From left, Kesha Ram of CEDO and Curtiss Reed of the Vermont Partnership addressing the city council
On the same day that presidential candidate Donald Trump called for barring Muslims from entering the United States, Burlington Mayor Miro Weinberger briefed the city council on his progress addressing more subtle forms of bias.
After the city adopted a “diversity and equity strategic plan” more than a year ago, the mayor on Monday gave his first annual update on what his administration has done to diversify its ranks, root out bias and reach constituents who aren't engaging in city affairs because of language or other barriers.
The 82-page plan, which contains 49 “action steps,” is far from being fully implemented. Its author, Curtiss Reed of the Vermont Partnership, who continues to advise the administration, urged councilors not to expect “instant gratification.” Reed, several senior city officials and three people of color who aren’t city employees meet monthly to advise the mayor on implementing the plan's recommendations.
Among the changes they've overseen: More than 400 city employees have received civil rights training, including the mayor and his department heads. The city is making more of an effort to advertise job openings in places likely to attract minority candidates. And candidates for managerial positions will be asked a uniform set of questions to avoid "implicit bias" during the interview process.
As evidence of progress, Reed pointed to the recently hired police chief, Brandon del Pozo, whose father emigrated from Cuba, and the Parks, Recreation & Waterfront Department, which this year hired twice as many multilingual seasonal employees as the year before.
The mayor's memo to the council also notes that the fire department "has recently hired its only firefighter of color."

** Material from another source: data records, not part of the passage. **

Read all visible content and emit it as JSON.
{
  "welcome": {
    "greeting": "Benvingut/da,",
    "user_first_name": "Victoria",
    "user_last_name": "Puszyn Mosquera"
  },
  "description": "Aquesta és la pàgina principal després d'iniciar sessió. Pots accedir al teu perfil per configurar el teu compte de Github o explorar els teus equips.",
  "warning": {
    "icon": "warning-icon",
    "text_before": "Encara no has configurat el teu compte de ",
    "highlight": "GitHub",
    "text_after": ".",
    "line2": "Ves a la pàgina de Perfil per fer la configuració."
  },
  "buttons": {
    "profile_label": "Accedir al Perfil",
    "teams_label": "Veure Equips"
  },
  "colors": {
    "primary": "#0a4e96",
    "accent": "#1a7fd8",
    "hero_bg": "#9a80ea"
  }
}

Noting that 5 percent of Burlington's population speaks limited English, Kesha Ram, public engagement specialist for the Community Economic Development Office, briefed councilors on a new "language access plan" to make sure resources such as interpreters are made available.
As an example of work still to be done, Weinberger said that "one of the recurring and most strongly felt" concerns he hears from firefighters is that they have trouble communicating with people who speak limited or no English.